To avoid major Web application rework and redesign, you should from the very beginning of your development process consider cluster-related programming issues, as well as critical setup and configuration decisions in order to support intelligent load balancing and failover. Finally, you will need to have a management strategy to handle failures.

Read the whole "J2EE clustering" series:



Building on the information in Part 1, I'll impart an applied understanding of clustering. Further, I'll examine clustering-related issues and their possible solutions, as well as the advantages and disadvantages of each choice. I'll also demonstrate programming guidelines for clustering. Finally, I'll show you how to prepare for outages. (Note that, due to licensing constraints, this article will not cover benchmarking.)

Set up your cluster

During cluster setup, you need to make important decisions. First, you have to choose a load balancing method. Second, you must decide how to support server affinity. Finally, you need to determine how you will deploy the server instances among clustered nodes.

Load balancing

You can choose between two generally recognized options for load balancing a cluster: DNS (Domain Name Service) round robin or hardware load balancers.

DNS round robin

DNS is the process by which a logical name (i.e., www.javaworld.com) is converted to an IP address. In DNS round-robin load balancing, a single logical name can return any IP address of the machines in a cluster.

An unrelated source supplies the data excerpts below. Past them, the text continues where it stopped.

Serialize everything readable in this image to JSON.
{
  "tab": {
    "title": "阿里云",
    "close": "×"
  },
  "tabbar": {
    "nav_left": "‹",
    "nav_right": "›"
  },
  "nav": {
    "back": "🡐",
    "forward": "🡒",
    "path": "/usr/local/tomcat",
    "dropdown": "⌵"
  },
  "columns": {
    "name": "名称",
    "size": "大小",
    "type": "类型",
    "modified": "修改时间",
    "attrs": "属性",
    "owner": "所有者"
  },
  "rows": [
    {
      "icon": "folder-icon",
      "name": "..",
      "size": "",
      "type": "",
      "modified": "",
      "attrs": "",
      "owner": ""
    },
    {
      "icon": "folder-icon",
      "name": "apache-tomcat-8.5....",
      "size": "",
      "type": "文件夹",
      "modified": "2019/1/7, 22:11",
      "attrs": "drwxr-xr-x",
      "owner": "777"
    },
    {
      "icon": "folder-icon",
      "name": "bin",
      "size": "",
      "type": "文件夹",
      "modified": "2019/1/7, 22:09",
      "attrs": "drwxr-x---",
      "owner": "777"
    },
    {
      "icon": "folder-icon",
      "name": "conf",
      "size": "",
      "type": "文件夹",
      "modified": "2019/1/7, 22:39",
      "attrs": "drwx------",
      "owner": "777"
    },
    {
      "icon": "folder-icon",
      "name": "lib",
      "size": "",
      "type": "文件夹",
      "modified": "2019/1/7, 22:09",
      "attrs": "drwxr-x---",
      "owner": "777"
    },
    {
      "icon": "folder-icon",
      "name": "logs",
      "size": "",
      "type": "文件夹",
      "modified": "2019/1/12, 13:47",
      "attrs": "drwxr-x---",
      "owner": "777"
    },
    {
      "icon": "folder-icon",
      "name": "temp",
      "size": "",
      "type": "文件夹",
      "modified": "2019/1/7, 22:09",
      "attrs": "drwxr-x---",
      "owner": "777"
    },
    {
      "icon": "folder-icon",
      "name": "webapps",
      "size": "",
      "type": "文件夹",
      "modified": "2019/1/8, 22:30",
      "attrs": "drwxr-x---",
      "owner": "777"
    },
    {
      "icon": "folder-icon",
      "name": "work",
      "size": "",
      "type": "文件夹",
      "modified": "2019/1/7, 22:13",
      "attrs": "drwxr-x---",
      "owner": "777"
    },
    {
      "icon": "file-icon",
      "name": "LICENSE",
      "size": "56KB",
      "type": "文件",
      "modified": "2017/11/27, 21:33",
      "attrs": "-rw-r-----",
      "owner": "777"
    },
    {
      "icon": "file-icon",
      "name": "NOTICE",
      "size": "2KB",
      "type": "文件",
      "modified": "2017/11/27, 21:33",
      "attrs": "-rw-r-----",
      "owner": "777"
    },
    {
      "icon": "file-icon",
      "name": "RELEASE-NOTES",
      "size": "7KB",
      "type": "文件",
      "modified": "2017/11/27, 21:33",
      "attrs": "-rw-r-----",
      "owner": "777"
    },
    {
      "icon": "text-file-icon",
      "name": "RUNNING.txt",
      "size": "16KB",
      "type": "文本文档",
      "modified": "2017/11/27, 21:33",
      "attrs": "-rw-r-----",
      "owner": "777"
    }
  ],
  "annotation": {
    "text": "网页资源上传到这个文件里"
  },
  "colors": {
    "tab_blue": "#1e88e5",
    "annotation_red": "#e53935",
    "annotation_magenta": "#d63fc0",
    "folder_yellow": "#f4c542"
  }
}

DNS round-robin load balancing's advantages include:

  • Cheap and easy setup
  • Simplicity


Its disadvantages include:

  • No server affinity support. When a user receives an IP address, it is cached on the browser. Once the cache expires, the user makes another request for the IP address associated with a logical name. That second request can return the IP address of any other machine in the cluster, resulting in a lost session.
  • No HA support. Imagine a cluster of n servers. If one of those servers goes down, every nth request to the DNS server will go to the dead server.
  • Changes to the cluster take time to propagate to the rest of the Internet. Many corporations' and ISPs' DNS servers cache DNS lookups from their clients. Even if your DNS list of servers in the cluster could change dynamically, it would take time for the cached entries on other DNS servers to expire. For example, after a downed server is removed from your cluster's DNS list, AOL clients could still attempt to hit the downed server if AOL's DNS servers cached entries to the downed server. As a result, AOL users would not be able connect to your site even if other machines in the cluster were available.
  • No guarantee of equal client distribution across all servers in the cluster. If you don't configure cooperating DNS servers to support DNS load balancing, they could take only the first IP address returned from the initial lookup and use that for their client requests. Imagine a partner corporation with thousands of employees all pinned to a single server in your cluster!

Hardware load balancers



In contrast, a hardware load balancer (like F5's Big IP) solves most of these problems through virtual IP addressing. A load balancer presents to the world a single IP address for the cluster. The load balancer receives each request and rewrites headers to point to other machines in the cluster. If you remove any machine in the cluster, the changes take effect immediately.